Sytuacja z cenami drewna może mieć jednak długofalowe konsekwencje, które mogą mieć wpływ na wszystkich nabywców domów w całym kraju. Zanim wybuchła pandemia, w Stanach Zjednoczonych wystąpił poważny niedobór mieszkań.
„„ Kiedy widzimy tak duży wzrost cen w tak krótkim okresie, będzie to miało negatywny wpływ na przystępność cenową dla potencjalnych nabywców domów ”.
– David Logan, dyrektor ds.
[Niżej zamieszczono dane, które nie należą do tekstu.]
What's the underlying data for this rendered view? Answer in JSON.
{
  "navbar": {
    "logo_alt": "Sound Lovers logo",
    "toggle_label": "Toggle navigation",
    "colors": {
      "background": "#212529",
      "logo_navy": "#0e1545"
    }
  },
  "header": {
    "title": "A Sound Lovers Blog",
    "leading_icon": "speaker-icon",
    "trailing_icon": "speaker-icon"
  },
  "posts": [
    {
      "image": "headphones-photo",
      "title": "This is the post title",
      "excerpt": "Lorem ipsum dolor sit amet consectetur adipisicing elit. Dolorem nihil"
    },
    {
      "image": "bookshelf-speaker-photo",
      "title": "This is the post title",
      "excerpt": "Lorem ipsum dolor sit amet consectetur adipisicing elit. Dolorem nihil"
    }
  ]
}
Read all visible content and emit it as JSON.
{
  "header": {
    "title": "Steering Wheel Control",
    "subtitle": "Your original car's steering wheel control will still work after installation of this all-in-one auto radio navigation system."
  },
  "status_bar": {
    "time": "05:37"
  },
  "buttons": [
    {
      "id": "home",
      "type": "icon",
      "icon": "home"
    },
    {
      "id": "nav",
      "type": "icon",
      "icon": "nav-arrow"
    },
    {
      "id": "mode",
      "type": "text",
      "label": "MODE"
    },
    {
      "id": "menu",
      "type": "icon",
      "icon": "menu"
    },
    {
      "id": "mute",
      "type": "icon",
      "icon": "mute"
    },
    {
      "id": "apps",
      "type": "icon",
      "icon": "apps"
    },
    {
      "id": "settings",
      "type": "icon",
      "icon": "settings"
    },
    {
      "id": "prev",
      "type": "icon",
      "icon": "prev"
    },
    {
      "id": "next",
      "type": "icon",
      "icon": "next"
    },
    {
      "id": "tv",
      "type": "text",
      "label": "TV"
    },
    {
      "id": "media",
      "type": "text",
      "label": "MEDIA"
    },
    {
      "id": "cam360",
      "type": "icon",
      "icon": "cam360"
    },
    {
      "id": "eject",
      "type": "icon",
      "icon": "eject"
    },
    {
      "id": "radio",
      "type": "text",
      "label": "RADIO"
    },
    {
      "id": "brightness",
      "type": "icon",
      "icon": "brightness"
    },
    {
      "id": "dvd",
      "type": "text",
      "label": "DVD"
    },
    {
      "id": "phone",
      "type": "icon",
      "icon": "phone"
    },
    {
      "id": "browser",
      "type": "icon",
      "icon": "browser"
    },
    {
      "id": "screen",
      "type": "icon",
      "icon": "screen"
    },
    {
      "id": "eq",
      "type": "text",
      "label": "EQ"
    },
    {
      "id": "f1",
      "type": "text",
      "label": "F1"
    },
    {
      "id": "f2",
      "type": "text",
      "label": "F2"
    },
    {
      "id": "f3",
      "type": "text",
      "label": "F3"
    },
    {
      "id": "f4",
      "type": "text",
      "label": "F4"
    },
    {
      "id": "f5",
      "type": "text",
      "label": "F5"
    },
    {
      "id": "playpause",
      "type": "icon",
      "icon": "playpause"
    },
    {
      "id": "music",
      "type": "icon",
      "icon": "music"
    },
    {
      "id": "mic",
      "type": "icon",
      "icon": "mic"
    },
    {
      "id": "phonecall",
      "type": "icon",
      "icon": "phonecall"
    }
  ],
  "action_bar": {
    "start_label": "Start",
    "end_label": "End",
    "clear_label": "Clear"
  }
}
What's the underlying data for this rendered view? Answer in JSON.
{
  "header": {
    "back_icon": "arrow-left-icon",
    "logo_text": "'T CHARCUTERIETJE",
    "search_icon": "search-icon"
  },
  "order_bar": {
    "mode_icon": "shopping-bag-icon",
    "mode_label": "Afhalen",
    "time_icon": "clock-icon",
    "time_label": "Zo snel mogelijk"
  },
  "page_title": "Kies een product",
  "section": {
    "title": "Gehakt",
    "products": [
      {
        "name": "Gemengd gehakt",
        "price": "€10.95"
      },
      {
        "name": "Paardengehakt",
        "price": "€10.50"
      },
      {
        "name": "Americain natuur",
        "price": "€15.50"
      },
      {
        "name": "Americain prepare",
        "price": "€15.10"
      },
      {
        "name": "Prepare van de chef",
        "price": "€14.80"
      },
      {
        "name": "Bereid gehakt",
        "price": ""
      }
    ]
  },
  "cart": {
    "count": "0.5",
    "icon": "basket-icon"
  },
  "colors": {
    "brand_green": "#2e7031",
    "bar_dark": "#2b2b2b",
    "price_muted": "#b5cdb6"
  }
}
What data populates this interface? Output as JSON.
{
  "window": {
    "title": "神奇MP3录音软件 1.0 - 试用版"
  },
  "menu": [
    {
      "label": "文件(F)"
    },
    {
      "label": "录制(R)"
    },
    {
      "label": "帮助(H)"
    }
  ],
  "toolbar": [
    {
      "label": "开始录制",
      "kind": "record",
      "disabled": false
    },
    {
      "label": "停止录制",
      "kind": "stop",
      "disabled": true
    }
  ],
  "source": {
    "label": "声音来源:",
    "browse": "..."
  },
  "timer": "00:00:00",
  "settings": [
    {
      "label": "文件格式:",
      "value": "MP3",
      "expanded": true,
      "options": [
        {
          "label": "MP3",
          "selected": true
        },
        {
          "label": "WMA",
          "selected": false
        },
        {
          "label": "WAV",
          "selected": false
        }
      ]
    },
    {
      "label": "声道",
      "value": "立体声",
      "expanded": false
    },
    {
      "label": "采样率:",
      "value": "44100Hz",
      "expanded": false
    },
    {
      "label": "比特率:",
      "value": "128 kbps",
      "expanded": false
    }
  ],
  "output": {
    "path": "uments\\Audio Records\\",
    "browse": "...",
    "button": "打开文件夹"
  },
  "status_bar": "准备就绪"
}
Analiz podatkowych i handlowych w National Association of Home Builders
W ciągu ostatniej dekady, ze względu na zwiększone koszty i następstwa kryzysu mieszkaniowego, budowniczowie skupili się głównie na budowie domy na szczycie rynku. Niedawno zaczęło się to zmieniać.
„Firmy budowlane wskazały, że w tym roku zaczną wykazywać znacznie większą podaż ze średniej półki na rynku”, powiedział George Ratiu, starszy ekonomista w Realtor.com. „W zasadzie dotknęli górnego końca”.
(Realtor.com jest obsługiwany przez spółkę zależną News Corp NWSA Move Inc., a MarketWatch to jednostka Dow Jones, która jest również spółką zależną News Corp .)
Przeczytaj więcej: Oprocentowanie kredytów hipotecznych spada do rekordowo niskiego poziomu – więc czy teraz jest dobry czas na refinansowanie?
Najwięcej popytu znajduje się na rynku podstawowym i średnim. Problem dla budowniczych polega jednak na tym, że budowanie domów o niższych cenach z natury oznacza niższe marże i mniej miejsca na błędy. Rosnące ceny drewna zagrażają tym marżom i uczynić budowanie bardziej przystępnych cenowo domów mniej atrakcyjnymi finansowo.
Ostatecznie wybór budowniczych, jakie typy domów mają zbudować, może sprowadzać się do tego, czy Amerykanie chcą nadal mieszkać w gęstszych i droższych obszarach miejskich.
„Przeprowadzka na przedmieścia prawdopodobnie przyniesie im nieco niższe koszty zakupu ziemi” – powiedział Ratiu. „To jest moment, w którym budowa nowego domu ma realną szansę zabłysnąć”.